Work to Ride has received national recognition – including major coverage in HBO Sports, Sports Illustrated and on ESPN – for Lezlie’s success. She takes at-risk kids from inner city backgrounds, and exposes them to equestrian sports which they come to love in exchange for barn work and commitment to stay in school. Work to Ride received the United States Polo Association national “2005 Image Award”.
Charles Muldoon, Director
Professional polo player Charlie Muldoon is Director of Development at the historic Morven Park equestrian center in Leesburg and venue for The America’s Cup of Polo. Rated at 6 goals, he is also the highest ranked polo player living in the Washington, DC, metropolitan region. He has competed at the highest level of polo nationally and internationally: at the World Cup, the U.S. Open, the Geneva Open (Switzerland), the FIP World Championship (Chile) and the Camera de Deputados (A).

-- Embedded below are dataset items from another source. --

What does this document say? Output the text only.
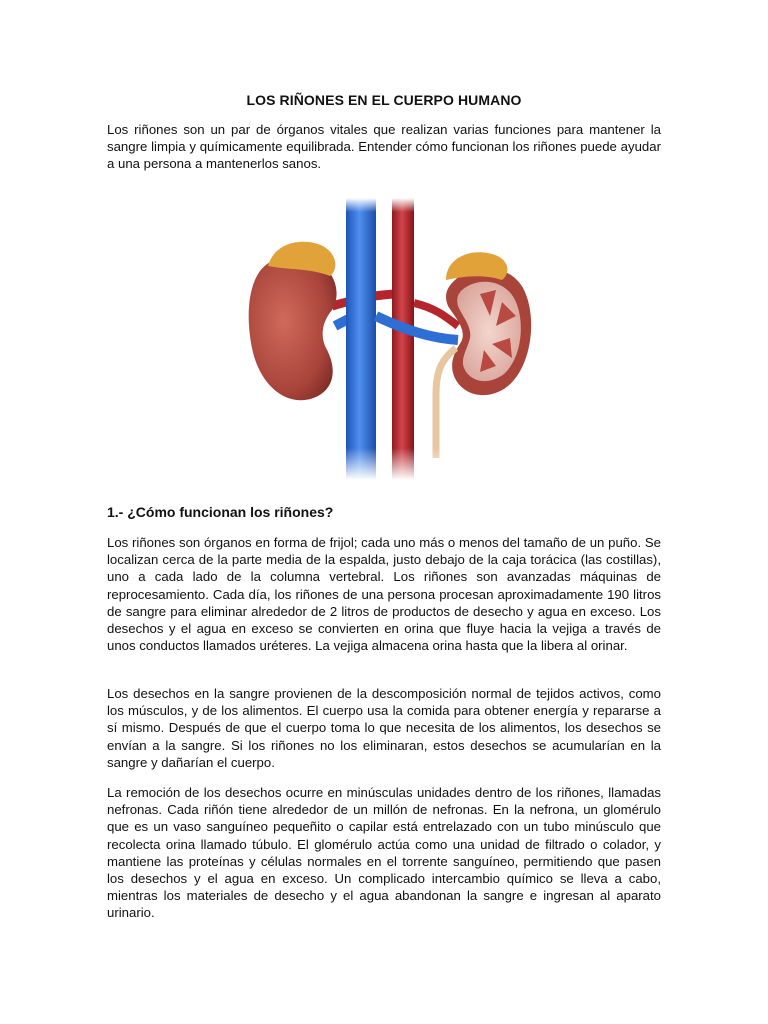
LOS RIÑONES EN EL CUERPO HUMANO

Los riñones son un par de órganos vitales que realizan varias funciones para mantener la sangre limpia y químicamente equilibrada. Entender cómo funcionan los riñones puede ayudar a una persona a mantenerlos sanos.

1.- ¿Cómo funcionan los riñones?

Los riñones son órganos en forma de frijol; cada uno más o menos del tamaño de un puño. Se localizan cerca de la parte media de la espalda, justo debajo de la caja torácica (las costillas), uno a cada lado de la columna vertebral. Los riñones son avanzadas máquinas de reprocesamiento. Cada día, los riñones de una persona procesan aproximadamente 190 litros de sangre para eliminar alrededor de 2 litros de productos de desecho y agua en exceso. Los desechos y el agua en exceso se convierten en orina que fluye hacia la vejiga a través de unos conductos llamados uréteres. La vejiga almacena orina hasta que la libera al orinar.

Los desechos en la sangre provienen de la descomposición normal de tejidos activos, como los músculos, y de los alimentos. El cuerpo usa la comida para obtener energía y repararse a sí mismo. Después de que el cuerpo toma lo que necesita de los alimentos, los desechos se envían a la sangre. Si los riñones no los eliminaran, estos desechos se acumularían en la sangre y dañarían el cuerpo.

La remoción de los desechos ocurre en minúsculas unidades dentro de los riñones, llamadas nefronas. Cada riñón tiene alrededor de un millón de nefronas. En la nefrona, un glomérulo que es un vaso sanguíneo pequeñito o capilar está entrelazado con un tubo minúsculo que recolecta orina llamado túbulo. El glomérulo actúa como una unidad de filtrado o colador, y mantiene las proteínas y células normales en el torrente sanguíneo, permitiendo que pasen los desechos y el agua en exceso. Un complicado intercambio químico se lleva a cabo, mientras los materiales de desecho y el agua abandonan la sangre e ingresan al aparato urinario.
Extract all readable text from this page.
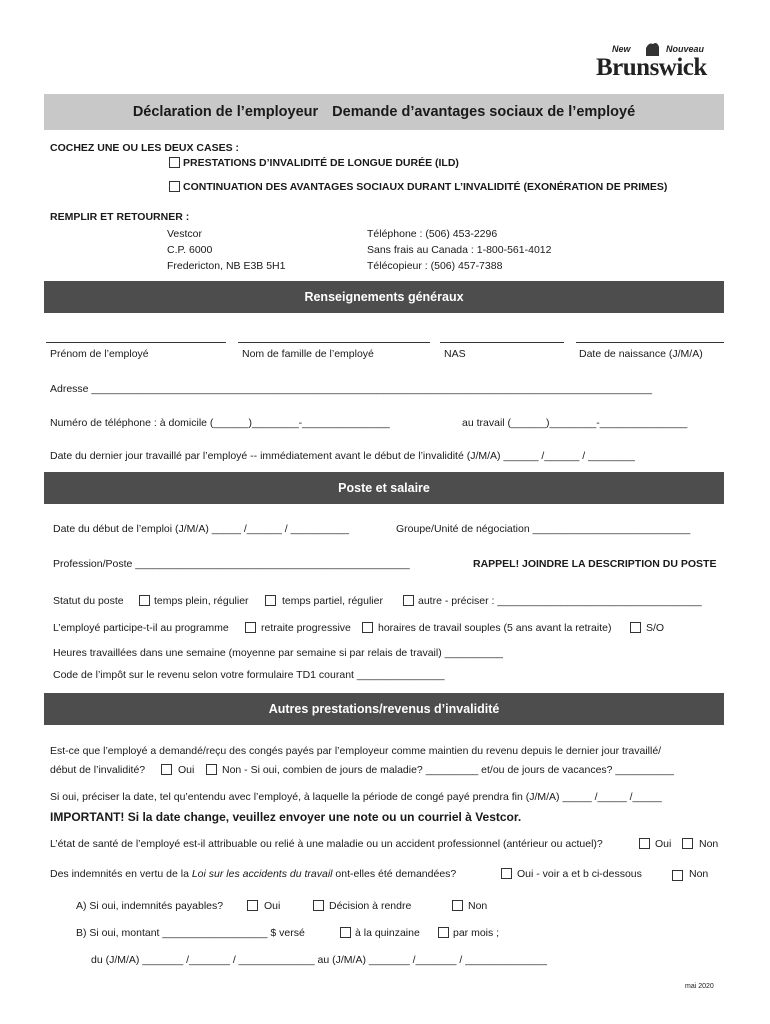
New	Nouveau
Brunswick
Déclaration de l’employeur Demande d’avantages sociaux de l’employé
COCHEZ UNE OU LES DEUX CASES :
PRESTATIONS D’INVALIDITÉ DE LONGUE DURÉE (ILD)
CONTINUATION DES AVANTAGES SOCIAUX DURANT L’INVALIDITÉ (EXONÉRATION DE PRIMES)
REMPLIR ET RETOURNER :
Vestcor
C.P. 6000
Fredericton, NB E3B 5H1
Téléphone : (506) 453-2296
Sans frais au Canada : 1-800-561-4012
Télécopieur : (506) 457-7388
Renseignements généraux
Prénom de l’employé	Nom de famille de l’employé	NAS	Date de naissance (J/M/A)
Adresse ________________________________________________________________________________________________
Numéro de téléphone : à domicile (______)________-_______________	au travail (______)________-_______________
Date du dernier jour travaillé par l’employé -- immédiatement avant le début de l’invalidité (J/M/A) ______ /______ / ________
Poste et salaire
Date du début de l’emploi (J/M/A) _____ /______ / __________	Groupe/Unité de négociation ___________________________
Profession/Poste _______________________________________________	RAPPEL! JOINDRE LA DESCRIPTION DU POSTE
Statut du poste	temps plein, régulier	temps partiel, régulier	autre - préciser : ___________________________________
L’employé participe-t-il au programme	retraite progressive	horaires de travail souples (5 ans avant la retraite)	S/O
Heures travaillées dans une semaine (moyenne par semaine si par relais de travail) __________
Code de l’impôt sur le revenu selon votre formulaire TD1 courant _______________
Autres prestations/revenus d’invalidité
Est-ce que l’employé a demandé/reçu des congés payés par l’employeur comme maintien du revenu depuis le dernier jour travaillé/
début de l’invalidité?	Oui	Non - Si oui, combien de jours de maladie? _________ et/ou de jours de vacances? __________
Si oui, préciser la date, tel qu’entendu avec l’employé, à laquelle la période de congé payé prendra fin (J/M/A) _____ /_____ /_____
IMPORTANT! Si la date change, veuillez envoyer une note ou un courriel à Vestcor.
L’état de santé de l’employé est-il attribuable ou relié à une maladie ou un accident professionnel (antérieur ou actuel)?	Oui	Non
Des indemnités en vertu de la Loi sur les accidents du travail ont-elles été demandées?	Oui - voir a et b ci-dessous	Non
A) Si oui, indemnités payables?	Oui	Décision à rendre	Non
B) Si oui, montant __________________ $ versé	à la quinzaine	par mois ;
du (J/M/A) _______ /_______ / _____________ au (J/M/A) _______ /_______ / ______________
mai 2020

He also has won the 1999 20-goal Texas Open, and the 2001 26-goal U.S. Polo Association Gold Cup. In 2004 and 2005 the Muldoon farm in Poolesville, Maryland, hosted the start of The Courage Cup and Charlie played a major role helping with sponsorships and organizing the players for the polo games for those events. For four decades the Muldoon family has been a polo institution in the Washington area. Through the Potomac Polo Club and their “Gone Away Farm,” they have led the way in demonstrating how the sport of polo, once thought to be the preserve of the few, can be an accessible and popular sport for the Washington area community, and a very successful venue for charitable fund raising.